Rose Emma Lamartine Yates

Wartime Role Suffragette
Date of Birth 23 February 1875
Age at Death 79
Date of Death 5 November 1954
Merton Address Dorset Hall, 152 Kingston Road, Merton Park
Local Memorial

Additional Information

Rose Lamartine Yates was a prominent suffragette who lived at Dorset Hall in Merton from 1906 to 1935. She was born in Lambeth in 1875, the youngest of three children. Her father, Marie Elphage, a teacher of foreign languages, and mother, Marie Pauline Janau were born in France and became naturalised British subjects. Rose was educated at Royal Holloway College and the University of Oxford. In 1900 she married Thomas Lamartine Yates, a solicitor, and their only son, Paul Lamartine Yates was born in 1908.

Rose became involved in the women’s suffrage campaign in 1909, and was once arrested while on a deputation to the House of Commons and sentenced to one month’s imprisonment in Holloway Jail. At her trial, she defended her actions stating “every woman must have the courage of her convictions, and not slink back when she has taken her first step.”

Rose and Tom were keen members of the Cyclists’ Touring Club which had nearly 40,000 members. Rose won a seat on the CTC’s council for the Wimbledon district, and was notably the first woman to be elected. After the war broke out, Rose resigned her seat, and later in 1933, she presented the Club Museum with bicycles she and Tom had ridden.

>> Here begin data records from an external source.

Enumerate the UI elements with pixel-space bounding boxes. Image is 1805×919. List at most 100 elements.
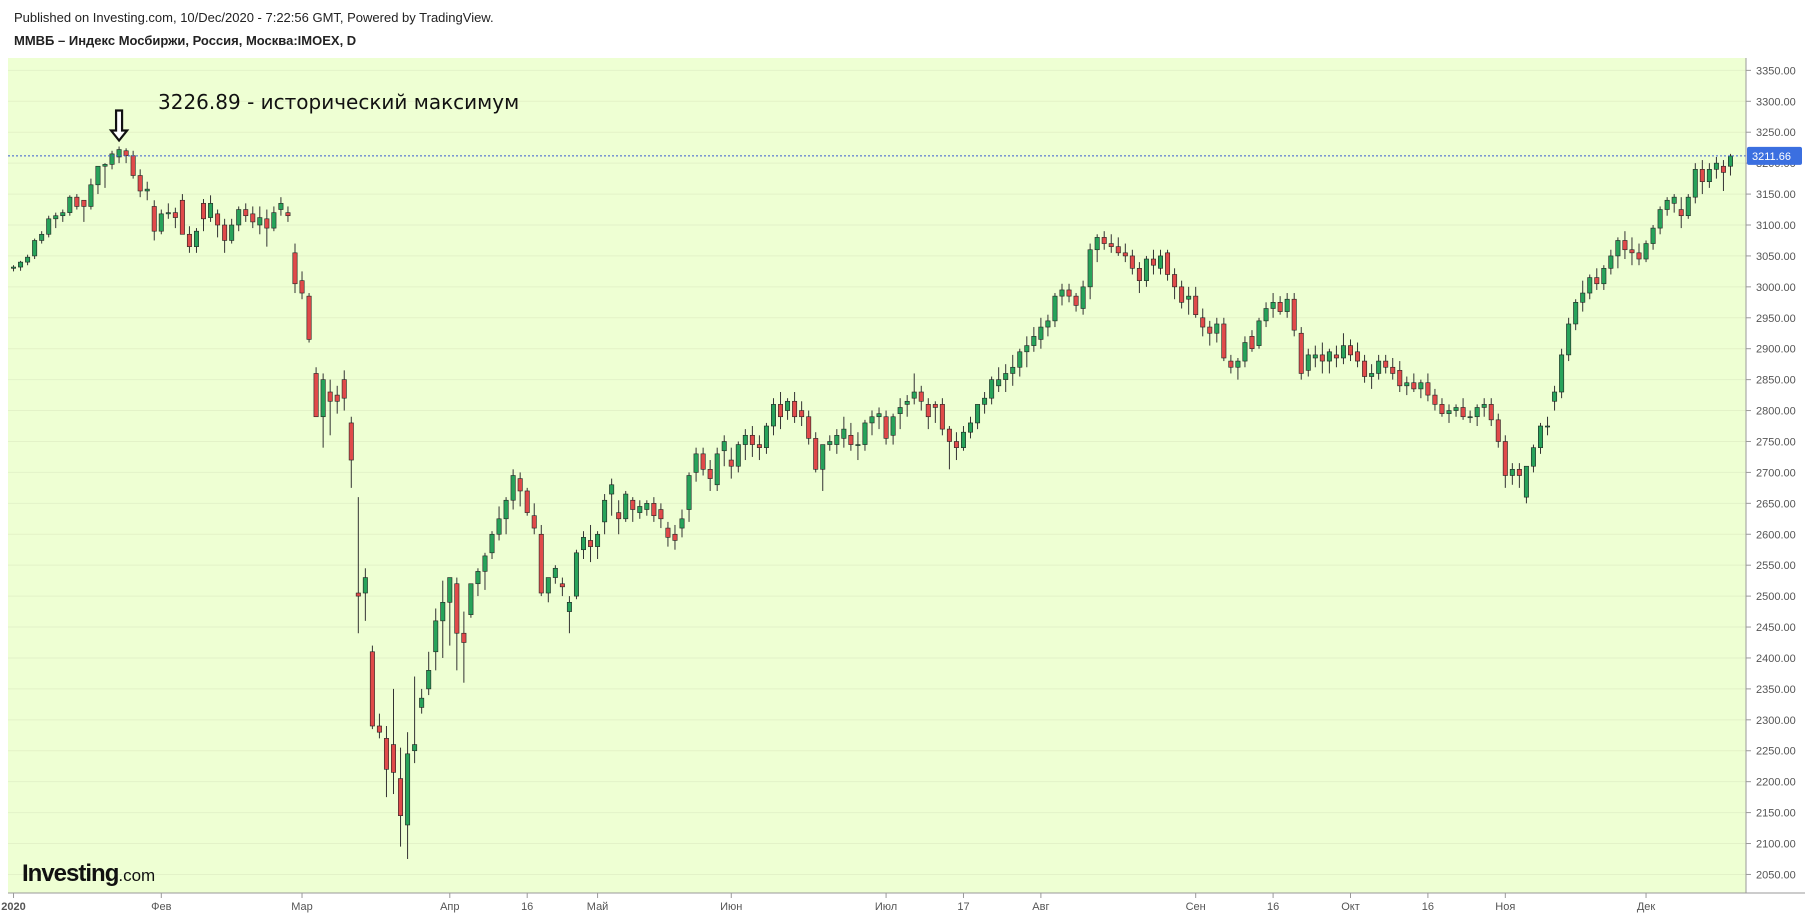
candle-body [95, 165, 101, 186]
candle-body [1657, 209, 1663, 229]
candle-body [637, 506, 643, 513]
candle-body [278, 203, 284, 210]
candle-body [151, 206, 157, 232]
candle-body [1629, 249, 1635, 254]
candle-body [1559, 354, 1565, 393]
candle-body [320, 379, 326, 418]
y-tick-label: 2050.00 [1756, 869, 1796, 881]
x-tick-label: Май [587, 901, 609, 913]
x-tick-label: 17 [957, 901, 969, 913]
candle-body [1538, 425, 1543, 448]
candle-body [623, 493, 629, 520]
candle-body [982, 397, 988, 405]
last-price-label: 3211.66 [1747, 146, 1802, 165]
candle-body [1425, 382, 1431, 396]
candle-body [391, 744, 396, 773]
candle-body [1298, 332, 1304, 374]
candle-body [1031, 336, 1037, 346]
candle-body [1108, 243, 1114, 247]
candle-body [11, 266, 16, 269]
candle-body [341, 379, 347, 399]
candle-body [869, 416, 875, 424]
candle-body [1488, 404, 1494, 421]
publish-info: Published on Investing.com, 10/Dec/2020 … [14, 10, 494, 25]
candle-body [1200, 317, 1206, 328]
x-tick-label: Дек [1637, 901, 1656, 913]
candle-body [123, 150, 129, 157]
candle-body [419, 697, 425, 708]
y-tick-label: 2300.00 [1756, 715, 1796, 727]
candle-body [1186, 295, 1192, 300]
candle-body [1024, 345, 1030, 353]
arrow-shape [108, 109, 130, 143]
candle-body [890, 416, 896, 436]
candle-body [714, 453, 720, 486]
candle-body [1594, 277, 1600, 285]
candle-body [911, 391, 917, 399]
candle-body [53, 215, 59, 220]
candle-body [229, 224, 235, 241]
candle-body [700, 453, 706, 470]
candle-body [313, 373, 319, 418]
y-tick-label: 3000.00 [1756, 282, 1796, 294]
candle-body [1270, 302, 1276, 309]
chart-plot-area[interactable] [8, 58, 1746, 893]
candle-body [960, 431, 966, 448]
candle-body [1228, 360, 1234, 368]
candle-body [1601, 267, 1607, 285]
candle-body [1340, 345, 1346, 359]
candle-body [538, 533, 544, 594]
x-tick-label: Ноя [1495, 901, 1515, 913]
y-tick-label: 2100.00 [1756, 839, 1796, 851]
y-tick-label: 2500.00 [1756, 591, 1796, 603]
candle-body [461, 632, 467, 643]
candle-body [595, 533, 601, 547]
candle-body [496, 518, 502, 535]
candle-body [137, 175, 143, 192]
candle-body [1397, 370, 1403, 387]
candle-body [236, 209, 242, 226]
ath-annotation: 3226.89 - исторический максимум [108, 90, 519, 143]
candle-body [1333, 354, 1339, 359]
candle-body [334, 394, 340, 402]
candle-body [792, 400, 798, 418]
candle-body [1277, 302, 1283, 312]
candle-body [18, 261, 24, 268]
candle-body [179, 199, 185, 235]
candle-body [925, 404, 931, 418]
candle-body [1460, 407, 1466, 418]
candle-body [735, 444, 741, 467]
candle-body [130, 155, 136, 176]
candle-body [1122, 252, 1128, 257]
candle-body [996, 379, 1002, 387]
y-tick-label: 2900.00 [1756, 344, 1796, 356]
candle-body [1249, 336, 1255, 350]
candle-body [1390, 366, 1396, 374]
candle-body [771, 404, 776, 427]
candle-body [1481, 404, 1487, 408]
x-tick-label: Мар [291, 901, 313, 913]
candle-body [503, 499, 509, 520]
candle-body [355, 592, 361, 597]
candle-body [475, 571, 481, 585]
candle-body [193, 230, 199, 247]
candle-body [693, 453, 699, 473]
candle-body [1552, 391, 1558, 402]
candle-body [989, 379, 995, 399]
y-tick-label: 2400.00 [1756, 653, 1796, 665]
y-tick-label: 2200.00 [1756, 777, 1796, 789]
candle-body [109, 153, 115, 165]
candle-body [721, 441, 727, 452]
candle-body [1136, 267, 1142, 281]
y-tick-label: 3050.00 [1756, 251, 1796, 263]
down-arrow-icon [108, 109, 130, 143]
candle-body [1545, 425, 1551, 428]
candle-body [447, 577, 453, 603]
candle-body [749, 434, 755, 445]
candle-body [1073, 295, 1079, 306]
candle-body [904, 400, 910, 405]
candle-body [81, 199, 87, 207]
candle-body [243, 209, 249, 217]
candle-body [1453, 407, 1459, 411]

By 1910, Rose was honorary secretary of the Wimbledon’s Social and Political Union (WSPU) which became one of the most prosperous branches in the organisation under her leadership. She addressed meetings nationally, notably delivering a speech at the 1910 demonstration in Hyde Park. She later broke away from the main body of the WSPU, forming another branch. She disagreed with Emmeline Pankhurst’s decision to suspend militant activity during the War, as she saw no reason for the campaigning to stop.

At the beginning of the First World War, Rose organised a soup kitchen in Wimbledon for the poor, which served hot meals at a low price. Her house, Dorset Hall became a refuge for suffragettes who convalesced there after periods of imprisonment. She was a member of the Royal Horticultural Society, and for the cause, planted a section of her garden in WSPU colours.

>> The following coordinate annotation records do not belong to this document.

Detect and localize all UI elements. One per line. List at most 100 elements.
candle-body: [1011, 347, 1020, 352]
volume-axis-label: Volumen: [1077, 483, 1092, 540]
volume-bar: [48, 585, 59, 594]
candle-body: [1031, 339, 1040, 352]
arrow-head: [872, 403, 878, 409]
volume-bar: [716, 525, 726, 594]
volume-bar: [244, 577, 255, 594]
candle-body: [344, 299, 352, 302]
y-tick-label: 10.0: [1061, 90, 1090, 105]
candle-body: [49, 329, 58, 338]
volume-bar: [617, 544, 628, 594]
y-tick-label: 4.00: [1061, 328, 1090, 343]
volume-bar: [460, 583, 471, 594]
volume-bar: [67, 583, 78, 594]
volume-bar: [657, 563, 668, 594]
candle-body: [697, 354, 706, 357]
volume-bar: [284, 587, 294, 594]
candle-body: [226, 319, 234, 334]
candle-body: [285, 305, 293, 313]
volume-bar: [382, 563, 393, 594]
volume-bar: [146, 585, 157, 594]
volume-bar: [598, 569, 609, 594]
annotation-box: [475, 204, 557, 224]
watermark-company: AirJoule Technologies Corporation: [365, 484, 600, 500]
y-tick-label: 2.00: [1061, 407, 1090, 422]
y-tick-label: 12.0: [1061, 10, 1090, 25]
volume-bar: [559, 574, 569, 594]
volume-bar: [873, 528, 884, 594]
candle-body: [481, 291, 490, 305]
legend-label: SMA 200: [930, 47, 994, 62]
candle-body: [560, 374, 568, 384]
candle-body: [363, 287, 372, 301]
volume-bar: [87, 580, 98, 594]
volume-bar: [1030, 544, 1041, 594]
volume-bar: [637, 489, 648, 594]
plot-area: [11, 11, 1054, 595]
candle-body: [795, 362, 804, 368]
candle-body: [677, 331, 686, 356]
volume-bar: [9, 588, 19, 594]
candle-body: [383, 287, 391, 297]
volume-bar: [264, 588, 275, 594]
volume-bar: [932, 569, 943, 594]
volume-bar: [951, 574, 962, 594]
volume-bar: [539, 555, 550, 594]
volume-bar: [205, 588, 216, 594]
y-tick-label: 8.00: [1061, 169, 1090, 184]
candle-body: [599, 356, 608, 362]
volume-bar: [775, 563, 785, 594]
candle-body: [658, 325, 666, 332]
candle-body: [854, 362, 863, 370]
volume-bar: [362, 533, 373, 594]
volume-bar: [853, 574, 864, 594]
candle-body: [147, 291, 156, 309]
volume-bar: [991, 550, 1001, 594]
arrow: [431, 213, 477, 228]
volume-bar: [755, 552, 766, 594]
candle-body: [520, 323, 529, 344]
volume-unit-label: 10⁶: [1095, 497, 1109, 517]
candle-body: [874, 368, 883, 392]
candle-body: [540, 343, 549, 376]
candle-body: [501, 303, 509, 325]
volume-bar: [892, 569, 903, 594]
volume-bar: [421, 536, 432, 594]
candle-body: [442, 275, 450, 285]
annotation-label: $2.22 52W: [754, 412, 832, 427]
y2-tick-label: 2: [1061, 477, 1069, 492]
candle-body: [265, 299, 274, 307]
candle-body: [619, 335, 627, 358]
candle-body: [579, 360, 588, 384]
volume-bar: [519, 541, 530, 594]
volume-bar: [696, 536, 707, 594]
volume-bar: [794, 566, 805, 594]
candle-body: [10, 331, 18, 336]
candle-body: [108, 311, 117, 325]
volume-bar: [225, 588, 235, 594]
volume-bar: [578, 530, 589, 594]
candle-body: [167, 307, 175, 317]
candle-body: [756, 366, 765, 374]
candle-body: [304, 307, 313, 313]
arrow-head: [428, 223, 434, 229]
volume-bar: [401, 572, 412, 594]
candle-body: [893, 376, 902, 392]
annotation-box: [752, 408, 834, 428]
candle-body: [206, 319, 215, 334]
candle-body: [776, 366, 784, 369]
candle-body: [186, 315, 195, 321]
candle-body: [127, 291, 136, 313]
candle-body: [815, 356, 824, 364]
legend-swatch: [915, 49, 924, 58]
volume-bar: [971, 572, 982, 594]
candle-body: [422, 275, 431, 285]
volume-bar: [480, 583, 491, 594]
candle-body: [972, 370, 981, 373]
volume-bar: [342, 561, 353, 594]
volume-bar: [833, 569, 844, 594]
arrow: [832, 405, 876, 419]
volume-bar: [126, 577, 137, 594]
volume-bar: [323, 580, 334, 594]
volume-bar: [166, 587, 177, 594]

In the general election of 1918, in which for the first time limited female suffrage was granted, Rose was adopted as Labour candidate for the Wimbledon constituency, but she withdrew shortly before polling. After the War in 1919, Rose was elected to the London County Council, where she served for three years, championing equal pay, increased public housing and the provision of nursery education. She was also instrumental in incorporating Britain's first cycle lane in St. Helier Avenue, Morden.

After suffering with colon cancer, Rose died in 1954 at her home in Wandsworth at the age of 79. Her husband Tom died in 1929. After a successful career in agricultural economics, their son Paul died in 2009 at the age of 101.